Oliver Schmidt, who headed the company’s regulatory compliance office in the US from 2014 to March 2015, was arrested on Saturday by federal investigators in Florida.
Schmidt did not enter a plea at an initial appearance in US District Court in Miami on Monday and was ordered held pending a hearing on Thursday.
Volkswagen declined to comment on the arrest.
“Volkswagen continues to cooperate with the Department of Justice as we work to resolve remaining matters in the United States. It would not be appropriate to comment on any ongoing investigations or to discuss personnel matters,” it said.
The news comes as Volkswagen was nearing a deal to resolve criminal and civil allegations over its diesel cheating, crucial steps toward moving past the scandal, which has cost it billions of euros and badly damaged its reputation.
An FBI complaint unsealed on Monday against Schmidt said he and other VW employees told executive management about the “existence, purpose and characteristics” of an emissions cheating device in July 2015, and that the executives chose not to immediately disclose it to US regulators.
The FBI complaint accused VW of deliberately misleading regulators about cheating pollution tests in the United States, but did not charge the company with a crime.
British legal action
At the same time a British law firm said it has launched legal action against Volkswagen, seeking thousands of pounds of compensation each for UK drivers affected by the scandal.
In Britain, Europe’s second-biggest autos market, 1.2 million cars are affected and Harcus Sinclair UK, which is being supported by Slater and Gordon, said around 10,000 drivers had already signed up to the legal action before Monday’s launch.

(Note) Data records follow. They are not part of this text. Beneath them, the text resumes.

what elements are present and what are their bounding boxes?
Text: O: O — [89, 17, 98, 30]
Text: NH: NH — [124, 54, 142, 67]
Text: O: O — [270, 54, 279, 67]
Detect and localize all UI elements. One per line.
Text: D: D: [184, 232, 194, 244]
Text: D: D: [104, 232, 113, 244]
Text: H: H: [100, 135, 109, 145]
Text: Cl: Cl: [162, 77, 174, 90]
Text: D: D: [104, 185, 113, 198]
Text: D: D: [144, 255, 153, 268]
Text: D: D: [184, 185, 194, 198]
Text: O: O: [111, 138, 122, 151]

The firm will pursue a group action, the nearest British equivalent of a U.S. class action, at the High Court and is asking other drivers affected to come forward and join the case.
“We will argue that you received a vehicle that should never have been licensed for sale because it did not meet the required emissions standards,” the firm said on its website.
“We believe that the Court will assess the difference between what you paid for your vehicle and the inherent value of what you actually received.”
A spokesman for Volkswagen said the company would “robustly” defend itself in the case and reiterated it did not believe customers would lose out due to the scandal.
“We expect no decline in the residual values of the affected vehicles as a result of this issue,” he said.
Last year, a Spanish court ruled in favour of a buyer of a Volkswagen car with altered emissions software, ordering two of the German firm’s local units to pay a 5,000 euro (4,330 pound) fine to the car’s owner.
But the British authorities have been accused by some consumers and lawmakers of being too slow to act for not pursuing compensation or criminal proceedings.
In December, the European Union began legal action against Britain, Germany and five other member states for failing to police emissions test cheating by carmakers.
The first hearing in the group action case is due to take place on Jan. 30, a spokeswoman for Harcus Sinclair UK said.